Data Engineering with Python
Data engineering moves, transforms, and validates data so analysts and ML models can trust it. Python is the lingua franca of data pipelines — from cron scripts to enterprise orchestration with Airflow and Spark.
ETL vs ELT
| Approach | Flow | When to use |
|---|---|---|
| ETL | Extract → Transform → Load | Legacy warehouses, strict schemas |
| ELT | Extract → Load → Transform | Cloud warehouses (Snowflake, BigQuery) |
Modern cloud warehouses prefer ELT — load raw data first, transform with SQL (dbt) or Python in the warehouse.
Pipeline Architecture
Sources (APIs, DBs, files)
↓
Extract (Python scripts)
↓
Staging (S3 / GCS raw zone)
↓
Transform (pandas / Spark / SQL)
↓
Data Warehouse (Snowflake, BigQuery, Redshift)
↓
Analytics / ML / Dashboards
Extract: APIs and Databases
import requests
import pandas as pd
from sqlalchemy import create_engine
def extract_from_api(url: str, params: dict) -> pd.DataFrame:
response = requests.get(url, params=params, timeout=30)
response.raise_for_status()
return pd.DataFrame(response.json()["results"])
def extract_from_db(query: str, connection_string: str) -> pd.DataFrame:
engine = create_engine(connection_string)
return pd.read_sql(query, engine)
Use incremental extraction with watermarks:
last_sync = get_watermark("orders")
query = f"SELECT * FROM orders WHERE updated_at > '{last_sync}'"
df = extract_from_db(query, DB_URL)
save_watermark("orders", df["updated_at"].max())
Transform with pandas
def transform_orders(df: pd.DataFrame) -> pd.DataFrame:
df = df.copy()
df["order_date"] = pd.to_datetime(df["order_date"], utc=True)
df["total_usd"] = df["amount"] * df["exchange_rate"]
df = df.dropna(subset=["customer_id"])
df = df[df["total_usd"] > 0]
df["order_month"] = df["order_date"].dt.to_period("M")
return df
Data Quality Checks
def validate(df: pd.DataFrame) -> None:
assert df["customer_id"].notna().all(), "Null customer IDs"
assert df["total_usd"].ge(0).all(), "Negative amounts"

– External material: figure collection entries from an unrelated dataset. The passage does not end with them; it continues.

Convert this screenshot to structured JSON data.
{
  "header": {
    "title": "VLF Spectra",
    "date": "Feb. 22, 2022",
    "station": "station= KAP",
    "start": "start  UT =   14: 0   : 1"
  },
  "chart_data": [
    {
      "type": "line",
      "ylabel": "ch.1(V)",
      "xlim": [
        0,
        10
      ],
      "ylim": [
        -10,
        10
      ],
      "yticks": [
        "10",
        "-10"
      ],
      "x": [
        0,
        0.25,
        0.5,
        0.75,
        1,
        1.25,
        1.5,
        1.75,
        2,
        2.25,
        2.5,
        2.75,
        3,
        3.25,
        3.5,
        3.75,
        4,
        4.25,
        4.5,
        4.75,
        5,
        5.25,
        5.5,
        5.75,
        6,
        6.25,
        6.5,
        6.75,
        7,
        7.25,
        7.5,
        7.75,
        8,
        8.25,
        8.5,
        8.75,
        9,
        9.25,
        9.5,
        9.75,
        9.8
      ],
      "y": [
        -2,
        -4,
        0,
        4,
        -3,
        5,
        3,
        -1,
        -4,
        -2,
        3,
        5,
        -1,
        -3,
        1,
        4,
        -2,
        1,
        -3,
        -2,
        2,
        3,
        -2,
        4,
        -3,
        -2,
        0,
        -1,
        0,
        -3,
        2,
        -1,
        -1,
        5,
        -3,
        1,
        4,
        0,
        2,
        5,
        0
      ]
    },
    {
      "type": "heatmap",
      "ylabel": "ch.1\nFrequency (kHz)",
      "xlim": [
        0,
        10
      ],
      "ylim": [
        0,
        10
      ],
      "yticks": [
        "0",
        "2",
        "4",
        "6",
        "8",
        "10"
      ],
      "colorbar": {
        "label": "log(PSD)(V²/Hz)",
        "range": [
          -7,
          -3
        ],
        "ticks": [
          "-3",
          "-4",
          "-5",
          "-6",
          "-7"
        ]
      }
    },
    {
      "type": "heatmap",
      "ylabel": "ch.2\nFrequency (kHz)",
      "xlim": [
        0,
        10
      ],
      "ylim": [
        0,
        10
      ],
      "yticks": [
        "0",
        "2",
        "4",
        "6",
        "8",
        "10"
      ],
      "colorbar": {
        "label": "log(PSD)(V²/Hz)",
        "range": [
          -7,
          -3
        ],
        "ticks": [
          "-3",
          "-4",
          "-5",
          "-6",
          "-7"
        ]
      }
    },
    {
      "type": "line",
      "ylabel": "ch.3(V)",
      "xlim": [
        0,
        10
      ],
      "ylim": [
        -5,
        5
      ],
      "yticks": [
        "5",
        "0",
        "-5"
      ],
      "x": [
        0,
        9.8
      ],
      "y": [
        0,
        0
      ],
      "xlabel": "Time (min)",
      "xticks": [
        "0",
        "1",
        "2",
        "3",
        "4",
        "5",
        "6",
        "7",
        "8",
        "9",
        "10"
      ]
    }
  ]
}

assert len(df) > 0, "Empty batch"
duplicate_ids = df["order_id"].duplicated().sum()
if duplicate_ids > 0:
raise ValueError(f"{duplicate_ids} duplicate order IDs")

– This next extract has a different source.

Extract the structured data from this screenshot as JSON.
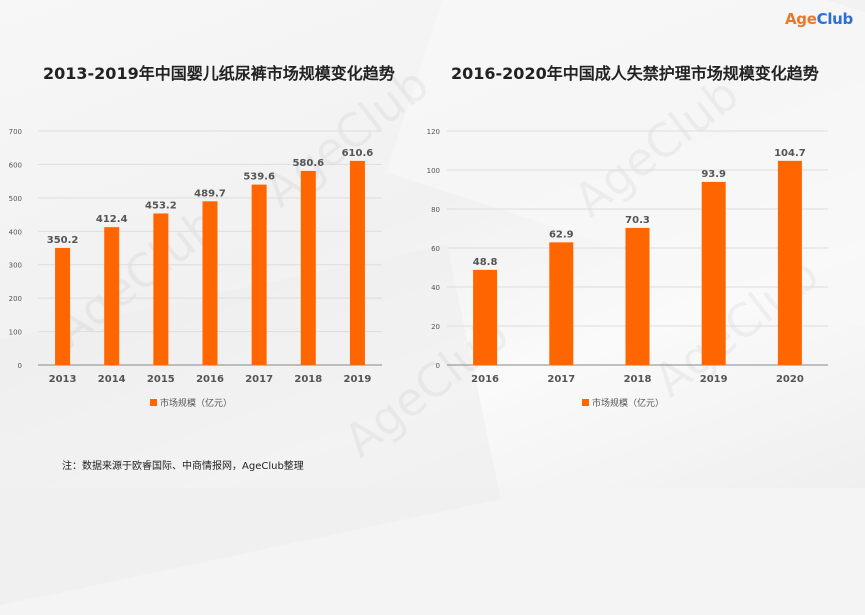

Fail fast on bad data — never silently load corrupt batches.
Load to Data Warehouse
def load_to_warehouse(df: pd.DataFrame, table: str, engine) -> None:
df.to_sql(
table,
engine,
if_exists="append",
index=False,
method="multi",
chunksize=5000,
)
For large datasets, use warehouse-native loaders:
- BigQuery —
load_table_from_urifrom GCS Parquet - Snowflake —
COPY INTOfrom S3 stage - Redshift —
COPYcommand
Parquet is the standard interchange format:
df.to_parquet("s3://data-lake/orders/2024/01/15/data.parquet", index=False)

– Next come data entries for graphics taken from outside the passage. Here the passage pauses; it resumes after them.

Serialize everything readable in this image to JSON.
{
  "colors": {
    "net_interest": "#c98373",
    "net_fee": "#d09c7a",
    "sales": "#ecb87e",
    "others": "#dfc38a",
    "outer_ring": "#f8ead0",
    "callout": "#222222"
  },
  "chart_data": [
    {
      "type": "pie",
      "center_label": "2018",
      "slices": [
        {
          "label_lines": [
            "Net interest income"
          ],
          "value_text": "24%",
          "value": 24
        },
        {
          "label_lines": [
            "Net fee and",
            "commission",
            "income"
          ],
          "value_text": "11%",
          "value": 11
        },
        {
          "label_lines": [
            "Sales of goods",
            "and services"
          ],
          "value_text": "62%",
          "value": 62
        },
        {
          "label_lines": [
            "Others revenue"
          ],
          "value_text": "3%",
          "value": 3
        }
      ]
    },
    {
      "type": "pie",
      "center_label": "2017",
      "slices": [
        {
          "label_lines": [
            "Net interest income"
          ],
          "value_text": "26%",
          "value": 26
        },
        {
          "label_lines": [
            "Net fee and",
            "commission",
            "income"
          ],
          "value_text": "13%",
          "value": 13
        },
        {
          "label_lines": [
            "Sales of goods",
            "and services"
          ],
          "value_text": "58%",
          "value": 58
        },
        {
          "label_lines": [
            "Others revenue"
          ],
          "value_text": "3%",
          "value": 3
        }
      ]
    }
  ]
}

Apache Airflow Orchestration
# dags/daily_orders.py
from airflow import DAG
from airflow.operators.python import PythonOperator
from datetime import datetime, timedelta
default_args = {
"owner": "data-team",
"retries": 2,
"retry_delay": timedelta(minutes=5),
}
with DAG(
"daily_orders_etl",
default_args=default_args,
schedule_interval="0 2 * * *",
start_date=datetime(2024, 1, 1),
catchup=False,
) as dag:
extract = PythonOperator(
task_id="extract_orders",
python_callable=extract_orders,
)
transform = PythonOperator(
task_id="transform_orders",
python_callable=transform_orders,
)
load = PythonOperator(
task_id="load_orders",
python_callable=load_orders,
)
extract >> transform >> load
Airflow manages scheduling, retries, dependencies, and monitoring. Run on managed services (MWAA, Cloud Composer) or self-hosted.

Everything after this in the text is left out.